Но настроения и взгляды Крамольникова и Салтыкова сближаются не во всем. Литератор Крамольников, беззаветно посвятивший себя служению высоким общественным задачам, в конце жизненного пути пережил глубокую неудовлетворенность своею деятельностью. Внутренний голос говорил ему: «Отчего ты не шел прямо и не самоотвергался? Отчего ты подчинял себя какой-то профессии, которая давала тебе положение, связи, друзей, а не спешил туда, откуда раздавались стоны? Отчего ты не становился лицом к лицу с этими стонами, а волновался ими только отвлеченно? <…> Все, против чего ты протестовал, — все это и поныне стоит в том же виде, как и до твоего протеста. Твой труд был бесплоден».

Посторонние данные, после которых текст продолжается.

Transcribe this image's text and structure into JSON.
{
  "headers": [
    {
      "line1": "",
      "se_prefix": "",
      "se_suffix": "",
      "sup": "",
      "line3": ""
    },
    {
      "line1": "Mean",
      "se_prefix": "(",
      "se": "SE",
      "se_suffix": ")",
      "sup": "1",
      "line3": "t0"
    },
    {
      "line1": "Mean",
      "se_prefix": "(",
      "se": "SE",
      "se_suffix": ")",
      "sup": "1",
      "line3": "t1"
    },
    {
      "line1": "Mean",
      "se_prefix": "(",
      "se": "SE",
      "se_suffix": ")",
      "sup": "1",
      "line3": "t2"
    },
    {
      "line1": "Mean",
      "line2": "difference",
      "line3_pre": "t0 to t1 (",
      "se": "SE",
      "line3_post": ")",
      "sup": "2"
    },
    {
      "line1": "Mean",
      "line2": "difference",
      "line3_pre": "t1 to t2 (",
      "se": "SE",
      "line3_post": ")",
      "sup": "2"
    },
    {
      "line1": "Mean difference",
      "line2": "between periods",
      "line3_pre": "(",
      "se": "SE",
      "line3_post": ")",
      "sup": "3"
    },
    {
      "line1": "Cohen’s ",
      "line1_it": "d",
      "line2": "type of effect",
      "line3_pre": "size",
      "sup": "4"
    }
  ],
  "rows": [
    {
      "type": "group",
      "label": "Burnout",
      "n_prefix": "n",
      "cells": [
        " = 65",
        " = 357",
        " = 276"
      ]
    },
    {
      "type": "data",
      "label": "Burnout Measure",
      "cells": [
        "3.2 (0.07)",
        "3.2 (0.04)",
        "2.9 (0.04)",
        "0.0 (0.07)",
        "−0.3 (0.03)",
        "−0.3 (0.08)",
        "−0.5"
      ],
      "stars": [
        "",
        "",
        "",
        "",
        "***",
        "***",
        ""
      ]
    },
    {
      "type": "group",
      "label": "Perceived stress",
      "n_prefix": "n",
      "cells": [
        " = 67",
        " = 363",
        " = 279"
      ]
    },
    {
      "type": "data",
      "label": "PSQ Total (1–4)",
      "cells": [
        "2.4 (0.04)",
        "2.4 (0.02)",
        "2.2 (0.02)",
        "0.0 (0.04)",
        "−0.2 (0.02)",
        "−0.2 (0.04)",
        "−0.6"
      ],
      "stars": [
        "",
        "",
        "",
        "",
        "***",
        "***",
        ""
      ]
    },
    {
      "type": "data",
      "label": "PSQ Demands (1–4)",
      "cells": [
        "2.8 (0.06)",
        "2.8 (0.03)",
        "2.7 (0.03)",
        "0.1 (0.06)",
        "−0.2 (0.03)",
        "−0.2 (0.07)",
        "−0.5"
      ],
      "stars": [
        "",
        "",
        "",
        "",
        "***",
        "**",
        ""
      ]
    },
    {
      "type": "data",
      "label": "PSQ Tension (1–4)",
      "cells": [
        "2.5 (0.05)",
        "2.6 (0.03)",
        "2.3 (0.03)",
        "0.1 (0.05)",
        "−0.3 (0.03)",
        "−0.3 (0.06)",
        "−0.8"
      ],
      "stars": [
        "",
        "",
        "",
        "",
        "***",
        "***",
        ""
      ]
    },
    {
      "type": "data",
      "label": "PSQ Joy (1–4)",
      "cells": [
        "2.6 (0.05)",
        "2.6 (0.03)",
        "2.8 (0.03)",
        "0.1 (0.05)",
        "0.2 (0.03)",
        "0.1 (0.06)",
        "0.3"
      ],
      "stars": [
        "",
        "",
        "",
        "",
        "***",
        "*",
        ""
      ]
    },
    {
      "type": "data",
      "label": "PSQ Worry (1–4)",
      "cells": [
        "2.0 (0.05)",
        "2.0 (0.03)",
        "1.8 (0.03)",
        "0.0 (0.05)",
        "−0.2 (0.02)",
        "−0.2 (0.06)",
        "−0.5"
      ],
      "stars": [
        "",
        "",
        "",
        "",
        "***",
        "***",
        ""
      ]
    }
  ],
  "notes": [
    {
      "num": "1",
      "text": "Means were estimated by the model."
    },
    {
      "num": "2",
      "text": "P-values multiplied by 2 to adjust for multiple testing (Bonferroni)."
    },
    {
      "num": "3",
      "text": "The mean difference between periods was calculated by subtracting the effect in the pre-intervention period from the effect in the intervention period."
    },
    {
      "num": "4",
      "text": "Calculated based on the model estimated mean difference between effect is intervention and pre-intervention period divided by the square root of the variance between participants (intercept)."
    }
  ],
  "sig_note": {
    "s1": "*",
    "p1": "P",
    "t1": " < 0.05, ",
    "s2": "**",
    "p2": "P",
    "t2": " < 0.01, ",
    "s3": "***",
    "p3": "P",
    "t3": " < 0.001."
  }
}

Это — исповедь не Салтыкова, а Крамольникова, разочаровавшегося в действенности литературной формы протеста. Салтыков не был революционером, он не принимал непосредственного участия в революционной борьбе, хотя объективно содействовал ей в качестве литературного деятеля. По условиям своего времени и по свойствам своего художнического дарования он мог принести и приносил наибольшую пользу освободительному движению на легальной журнальной трибуне. Именно этим продиктованы неоднократные его заявления о своей преданности литературному делу и, в частности, его предсмертное завещание сыну: «…Паче всего люби родную литературу и звание литератора предпочитай всякому другому».

Вместе с тем нельзя не признать, что запоздалое желание Крамольникова быть с теми людьми, которые «шли вглубь и погибали», свидетельствует и о заметном сдвиге в понимании самим Салтыковым значения нелегальных форм борьбы.

В конце 1886 года в переписке Елисеева с Салтыковым возникла полемика по поводу сказки «Приключение с Крамольниковым». Елисеев, скатившийся на позиции либерализма, пришел к выводу о бесполезности всякого антиправительственного протеста и заявил о своем несогласии с идеями Крамольникова-Салтыкова. Активной борьбе Елисеев противопоставлял «теорию» сотрудничества общественных деятелей с самодержавием, в результате чего будто бы удастся «вести» правительство по пути реформ. На это Салтыков 30 октября 1886 года отвечал: «…Взгляда Вашего на Крамольникова не разделяю и теории вождения Дворникова за нос за правильную не признаю. Дворниковы и до- и по- Петровские одинаковы, и литературная проповедь перестанет быть плодотворной, ежели будет говорить о соглашении с Дворниковыми. Для этого достаточно Сувориных и Краевских <…> Оттого у нас и идет так плохо, что мы все около дворниковских носов держимся». Эта же мысль развивается и в письме к Елисееву от 16 декабря 1886 года.

 

Впервые — Р. вед., 1886, 7 сентября, № 245, стр. 1–2, под цифрой «I», вместе со сказкой «Путем-дорогою». Подпись: Н. Щедрин.

«Христова ночь» писалась в марте 1886 года для пасхального номера «Рус. ведомостей». 23 марта 1886 года Салтыков писал Михайловскому: «Пробовал я вчера писать сказку: едва могу держать перо; пробовал диктовать сказку жене, но выходит банально.